I've seen the argument (in Rudin p. 276, for example, see above) that, since $\int_{\partial\partial\Omega} \omega =\int_{\partial\Omega} d\omega = \int_\Omega d^2\omega$ for any smooth (or at least twice continuously differentiable) form $\omega$, and we know that $d^2\omega=0$, we get $\int_{\partial\partial\Omega}\omega = 0$. Since this is true for any $\omega$, that implies that $\partial\partial\Omega=\emptyset$.  
Why is that true?  Couldn't $\partial\partial\Omega$ be some nonempty but "small" domain such that you wind up integrating over a set of measure zero whenever you evaluate $\int_{\partial\partial\Omega}\omega$?
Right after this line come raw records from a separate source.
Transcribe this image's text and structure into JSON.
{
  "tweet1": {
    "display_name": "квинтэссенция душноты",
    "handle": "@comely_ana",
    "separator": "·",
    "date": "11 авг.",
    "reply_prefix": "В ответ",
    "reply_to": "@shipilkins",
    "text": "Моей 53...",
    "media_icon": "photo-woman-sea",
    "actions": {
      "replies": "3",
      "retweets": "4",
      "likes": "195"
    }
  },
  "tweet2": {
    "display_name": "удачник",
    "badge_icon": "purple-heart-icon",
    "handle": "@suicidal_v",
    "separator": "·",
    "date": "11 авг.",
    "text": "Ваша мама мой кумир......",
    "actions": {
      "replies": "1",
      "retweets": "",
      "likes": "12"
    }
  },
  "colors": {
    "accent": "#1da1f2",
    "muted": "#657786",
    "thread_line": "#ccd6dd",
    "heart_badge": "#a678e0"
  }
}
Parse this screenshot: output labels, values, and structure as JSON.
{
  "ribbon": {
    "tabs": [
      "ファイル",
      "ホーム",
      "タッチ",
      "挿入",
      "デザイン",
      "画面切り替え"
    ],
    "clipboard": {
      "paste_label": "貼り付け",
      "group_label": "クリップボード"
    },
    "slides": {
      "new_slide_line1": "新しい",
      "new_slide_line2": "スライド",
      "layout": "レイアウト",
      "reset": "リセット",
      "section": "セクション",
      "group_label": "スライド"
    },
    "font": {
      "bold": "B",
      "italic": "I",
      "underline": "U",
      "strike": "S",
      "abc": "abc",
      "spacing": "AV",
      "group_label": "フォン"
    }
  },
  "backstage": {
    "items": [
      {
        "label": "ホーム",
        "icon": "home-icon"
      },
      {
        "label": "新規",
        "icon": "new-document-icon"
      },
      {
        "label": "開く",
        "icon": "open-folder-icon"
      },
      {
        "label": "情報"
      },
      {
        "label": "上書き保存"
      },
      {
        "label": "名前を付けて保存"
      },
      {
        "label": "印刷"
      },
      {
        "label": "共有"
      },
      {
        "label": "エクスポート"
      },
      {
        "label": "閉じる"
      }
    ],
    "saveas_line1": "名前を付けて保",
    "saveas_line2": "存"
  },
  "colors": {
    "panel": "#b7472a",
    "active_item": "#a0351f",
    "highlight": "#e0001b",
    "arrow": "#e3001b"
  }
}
EDIT: I should clarify that I originally saw this in the context of integration over chains.  I am not certain how this relates to integration over manifolds. I guess these are different questions (too much of a noob...).  I don't see, for instance, how $\partial^2c=0$ for any $n$-chain $c$ would imply that $\partial^2\Omega=0$ for $n$-dimensional manifolds.
 A: The fact that $\partial\partial\Omega=\emptyset$ is trivial from the definition of the boundary of a smooth manifold and using Stokes' theorem is ridiculous overkill.  In this context, $\Omega$ is a smooth $n$-manifold with boundary, meaning it has coordinate charts that make it locally diffeomorphic to $[0,\infty)\times\mathbb{R}^{n-1}$ or $\mathbb{R}^n$ at each point.  The boundary of $\partial\Omega$ is defined as the union of the images of $\{0\}\times\mathbb{R}^{n-1}$ under the charts with domain $[0,\infty)\times\mathbb{R}^{n-1}$, and identifying $\{0\}\times\mathbb{R}^{n-1}$ with $\mathbb{R}^{n-1}$ these become the charts of an $(n-1)$-manifold structure on $\partial\Omega$.  Since all of these charts have domain $\mathbb{R}^{n-1}$, not  $[0,\infty)\times\mathbb{R}^{n-2}$, the boundary of $\partial\Omega$ is empty by definition.
That said, the Stokes' theorem argument does work.  If $M$ is an oriented $m$-manifold and $\int_M \omega=0$ for all smooth $m$-forms $\omega$ on $M$, then $M$ must be empty.  Indeed, if $M$ is nonempty, you can just use a bump function in any coordinate chart (times $dx_1\wedge dx_2\dots\wedge dx_m$ where the $x_i$ are the coordinate functions) to get an $m$-form whose integral is nonzero.  You don't have to worry about $M=\partial\partial\Omega$ being some weird "small domain" as you suggest since $\partial\partial\Omega$ is by definition a manifold.